Sistem hukum yang ada di Indonesia masih terpenggal-penggal yang merupakan hukum peninggalan kerajaan-kerajaan Islam lama yang penyusunannya belum terstruktur dengan baik. Hal ini menyebabkan hukum Islam menjadi gagap ketika harus berhadapan dengan sistem hukum yang relatif lebih maju (Belanda) dan juga sistem hukum adat. Belum sempurnanya transplantasi hukum adat dan politik elektisisme dengan hukum barat  (Belanda) yang sangat kental telah membuat hukum Islam berjalan dengan tidak wajar.
Setelah kemerdekaan Indonesia, pemimpin Islam dengan berbagai cara berupaya untuk mengembalikan hukum Islam pada kejayaannya semula. Begitulah, menjelang kemerdekaan Indonesia Badan Penyelidik Usaha Persiapan Kemerdekaan Indonesia dibentuk pada tahun 1945, dan bersidang untuk merumuskan dasar negara dan menentukan hukum dasar bagi negara Indonesia merdeka di kemudian hari. Pemimpin Islam yang menjadi anggota badan tersebut terus berusaha menundukkan hukum Islam dalam negara Indonesia itu kelak.[10]
Kemudian dirumuskan Undang-Undang Dasar Republik Indonesia, yang dikenal dengan UUD 1945 mencapai persetujuan yang dicapai melalui Piagam Jakarta (22 Juni 1945). Di dalam piagam itu dinyatakan antara lain bahwa negara ‘’Berdasarkan kepada ketuhanan dengan kewajiban menjalankan syariat Islam bagi pemeluk-pemeluknya’’. Tujuh kata terakhir ini dihilangkan dari pembukaan UUD 1945 oleh Panitia Persiapan Kemerdekaan Indonesia tanggal 18 Agustus 1945 dengan imbalan tambahan kata ‘’Yang Maha Esa’’, sehingga menjadi Ketuhanan Yang Maha Esa.[11]
Selain perkembangan hukum Islam melalui perundang-undangan, terdapat juga perkembangan ijtihad, ijma’ para ulama mengenai sistem kewarisan bilateral menurut Qur’an dan Hadis, kedudukan ahli waris pengganti (mawali) dalam kewarisan Islam dan lahirnya kaidah hukum perkawinan Islam, hukum kewarisan Islam, dan hukum kewakafan Islam.
Perjuangan untuk melegal-positifkan hukum Islam mulai menampakkan hasilnya ketika akhirnya hukum Islam mendapat pengakuan secara konstitusional juridis. Berbagai peraturan perundang-undangan yang sebagian besar materinya diambil dari kitab fikih yang diangggap representatif telah disahkan oleh pemerintahan Indonesia. Diantaranya adalah UU No. 1 Tahun 1974 tentang Perkawinan dan PP No. 28 Tahun 1977 tentang Perwakafan Tanah Milik yang merupakan tindak lanjut dari UU No.5 Tahun 1960 tentang Pokok-Pokok Agraria. Oleh karenanya, adalah wajar jika pada tahun 1991 Presiden RI mengeluarkan Inpres No. 1 Tahun 1991 tentang sosialisasi Kompilasi Hukum Islam (KHI).[12]
Selain beberapa legislasi diatas masih ada beberapa peraturan perundang-undangan lain yang mendukung terlaksananya hukum Islam di Indonesia, diantaranya UU No. 38 Tahun 1999 tentang Pengelolaan Zakat dan UU No. 17 Tahun 1999 tentang Penyelenggaraan Haji.[13]
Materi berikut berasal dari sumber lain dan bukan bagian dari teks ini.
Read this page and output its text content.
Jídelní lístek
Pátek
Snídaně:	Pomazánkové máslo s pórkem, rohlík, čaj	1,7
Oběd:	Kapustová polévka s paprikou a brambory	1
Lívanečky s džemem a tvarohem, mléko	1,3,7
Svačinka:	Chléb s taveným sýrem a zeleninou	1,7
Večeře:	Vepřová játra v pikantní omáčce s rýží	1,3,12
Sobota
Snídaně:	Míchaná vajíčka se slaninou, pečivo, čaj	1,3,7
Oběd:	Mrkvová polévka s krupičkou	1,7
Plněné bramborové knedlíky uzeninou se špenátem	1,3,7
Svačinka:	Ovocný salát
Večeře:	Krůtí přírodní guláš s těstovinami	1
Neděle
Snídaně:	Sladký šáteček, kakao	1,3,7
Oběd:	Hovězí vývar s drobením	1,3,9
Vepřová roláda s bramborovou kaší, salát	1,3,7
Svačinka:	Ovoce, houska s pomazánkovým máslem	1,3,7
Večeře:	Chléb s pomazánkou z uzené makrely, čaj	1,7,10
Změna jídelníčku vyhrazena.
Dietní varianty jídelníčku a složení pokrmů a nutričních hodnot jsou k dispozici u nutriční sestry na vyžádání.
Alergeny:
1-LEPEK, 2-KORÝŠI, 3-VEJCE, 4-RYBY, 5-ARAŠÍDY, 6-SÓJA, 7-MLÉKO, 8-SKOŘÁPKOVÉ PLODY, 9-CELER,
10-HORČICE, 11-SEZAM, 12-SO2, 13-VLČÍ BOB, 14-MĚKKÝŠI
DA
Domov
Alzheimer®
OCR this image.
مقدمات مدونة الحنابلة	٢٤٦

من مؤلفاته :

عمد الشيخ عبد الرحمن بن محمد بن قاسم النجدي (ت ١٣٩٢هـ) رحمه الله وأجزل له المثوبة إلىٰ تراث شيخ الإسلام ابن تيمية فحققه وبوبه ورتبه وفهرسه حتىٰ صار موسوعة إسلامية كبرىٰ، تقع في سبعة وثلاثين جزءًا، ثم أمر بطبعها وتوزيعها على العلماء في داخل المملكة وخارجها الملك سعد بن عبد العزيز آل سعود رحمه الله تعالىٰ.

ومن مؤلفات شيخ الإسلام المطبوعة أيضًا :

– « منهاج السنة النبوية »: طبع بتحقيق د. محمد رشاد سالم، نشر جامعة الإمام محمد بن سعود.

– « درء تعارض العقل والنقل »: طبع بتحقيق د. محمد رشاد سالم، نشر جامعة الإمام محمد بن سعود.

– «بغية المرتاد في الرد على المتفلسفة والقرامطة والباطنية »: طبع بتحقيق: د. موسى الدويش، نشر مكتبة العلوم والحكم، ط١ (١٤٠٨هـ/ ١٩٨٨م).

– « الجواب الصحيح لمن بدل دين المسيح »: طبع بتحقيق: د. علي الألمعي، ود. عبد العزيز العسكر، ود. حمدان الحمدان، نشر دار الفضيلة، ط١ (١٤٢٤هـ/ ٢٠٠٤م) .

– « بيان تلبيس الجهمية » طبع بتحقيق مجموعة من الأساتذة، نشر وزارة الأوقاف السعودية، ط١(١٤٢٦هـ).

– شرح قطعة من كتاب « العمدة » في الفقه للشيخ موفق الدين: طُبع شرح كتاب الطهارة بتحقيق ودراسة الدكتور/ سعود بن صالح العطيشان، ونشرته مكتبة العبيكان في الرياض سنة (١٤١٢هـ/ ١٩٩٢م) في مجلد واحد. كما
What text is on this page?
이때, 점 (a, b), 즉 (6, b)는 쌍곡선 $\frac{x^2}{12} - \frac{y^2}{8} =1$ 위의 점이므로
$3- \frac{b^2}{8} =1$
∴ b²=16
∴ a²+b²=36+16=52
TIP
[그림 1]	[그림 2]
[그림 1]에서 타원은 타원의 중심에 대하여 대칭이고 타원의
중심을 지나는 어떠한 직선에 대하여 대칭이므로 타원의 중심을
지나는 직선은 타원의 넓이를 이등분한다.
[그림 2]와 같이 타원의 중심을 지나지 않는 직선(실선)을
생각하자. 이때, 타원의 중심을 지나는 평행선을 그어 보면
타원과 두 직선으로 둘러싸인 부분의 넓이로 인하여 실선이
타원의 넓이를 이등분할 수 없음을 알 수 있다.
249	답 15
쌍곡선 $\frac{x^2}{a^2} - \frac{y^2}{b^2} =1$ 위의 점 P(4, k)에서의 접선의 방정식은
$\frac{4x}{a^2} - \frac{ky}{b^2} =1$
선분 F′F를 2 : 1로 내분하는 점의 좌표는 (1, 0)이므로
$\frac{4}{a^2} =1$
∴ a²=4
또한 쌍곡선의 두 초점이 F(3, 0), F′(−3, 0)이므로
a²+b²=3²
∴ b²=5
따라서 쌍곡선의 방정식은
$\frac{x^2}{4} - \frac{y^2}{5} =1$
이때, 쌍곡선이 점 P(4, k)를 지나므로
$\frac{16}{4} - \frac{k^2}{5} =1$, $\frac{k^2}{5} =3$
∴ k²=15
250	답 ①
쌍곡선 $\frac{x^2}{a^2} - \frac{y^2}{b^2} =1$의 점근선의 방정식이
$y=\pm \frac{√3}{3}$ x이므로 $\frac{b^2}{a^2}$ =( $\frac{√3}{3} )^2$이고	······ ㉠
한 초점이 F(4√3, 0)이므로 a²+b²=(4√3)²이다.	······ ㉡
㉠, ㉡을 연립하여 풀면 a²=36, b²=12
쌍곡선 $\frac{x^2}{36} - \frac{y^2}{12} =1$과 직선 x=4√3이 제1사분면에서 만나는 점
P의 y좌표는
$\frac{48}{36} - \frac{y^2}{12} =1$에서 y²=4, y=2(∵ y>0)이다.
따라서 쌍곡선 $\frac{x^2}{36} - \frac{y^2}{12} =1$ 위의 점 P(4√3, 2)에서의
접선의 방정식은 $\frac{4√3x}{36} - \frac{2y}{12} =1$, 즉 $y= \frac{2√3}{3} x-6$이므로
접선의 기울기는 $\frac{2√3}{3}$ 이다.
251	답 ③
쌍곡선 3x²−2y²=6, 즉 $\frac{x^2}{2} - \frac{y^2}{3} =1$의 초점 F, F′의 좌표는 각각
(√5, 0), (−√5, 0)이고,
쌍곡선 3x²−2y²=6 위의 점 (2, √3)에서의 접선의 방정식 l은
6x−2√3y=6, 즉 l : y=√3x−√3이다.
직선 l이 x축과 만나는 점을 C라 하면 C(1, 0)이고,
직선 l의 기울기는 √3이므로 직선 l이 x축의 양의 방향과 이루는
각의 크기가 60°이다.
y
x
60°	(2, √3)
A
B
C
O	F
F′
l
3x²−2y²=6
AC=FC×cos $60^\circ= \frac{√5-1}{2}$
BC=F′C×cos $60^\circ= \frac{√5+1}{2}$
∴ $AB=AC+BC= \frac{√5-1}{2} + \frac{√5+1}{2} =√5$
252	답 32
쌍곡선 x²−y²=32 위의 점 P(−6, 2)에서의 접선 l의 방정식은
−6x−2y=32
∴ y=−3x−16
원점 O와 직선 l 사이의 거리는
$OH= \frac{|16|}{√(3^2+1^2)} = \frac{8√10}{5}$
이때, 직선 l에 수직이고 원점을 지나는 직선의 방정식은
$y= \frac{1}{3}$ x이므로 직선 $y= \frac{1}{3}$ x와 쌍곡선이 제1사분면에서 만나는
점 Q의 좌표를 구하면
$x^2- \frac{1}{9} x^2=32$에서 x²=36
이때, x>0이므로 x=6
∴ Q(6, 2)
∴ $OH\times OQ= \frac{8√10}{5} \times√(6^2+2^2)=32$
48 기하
                                                                   Kesimpulan
 
1.      Hukum Islam adalah peraturan yang dirumuskan berdasarkan wahyu Allah dan Sunnah Rasul tentang tingkah laku mukallaf yang diakui dan diyakini berlaku dan mengikat bagi semua pemeluk Islam.
2.      Perjalanan perkembangan hukum Islam di Indonesia dimulai dari proses Islamisasi kepulauan Indonesia yang dilakukan oleh para saudagar melalui perdagangan dan perkawinan. Setelah agama Islam berakar, peran saudagar digantikan oleh para ulama dan ketika VOC datang ke nusantara,  keberlakuan hukum Islam pun diakui. Kemudian Indonesia dikuasai oleh kolonis Belanda kemudian Inggris. Dengan teori, Belanda hendak mematikan hukum Islam yang berlaku di Indonesia. Setelah kemerdekaan Indonesia, pemimpin Islam berupaya untuk mengembalikan hukum Islam pada kejayaannya semula. Selain perkembangan hukum Islam melalui perundang-undangan, terdapat juga perkembangan ijtihad dan ijma’ para ulama.


Daftar Pustaka

Ali Zainuddin, Hukum Islam Pengantar Ilmu Hukum Islam di Indonesia (Jakarta : Sinar Grafika, 2010)
Djalil Basiq, Peradilan Agama di Indonesia (Jakarta : Kencana Prenada Media Group, 2006)
Fuad Mahsun, Hukum Islam Indonesia dari Nalar Partisipatoris Hingga Emansipatoris (Yogyakarta : LkiS, 2005)
Rofiq Ahmad, Hukum Islam di Indonesia (Jakarta : PT Raja Grafindo Persada, 2003)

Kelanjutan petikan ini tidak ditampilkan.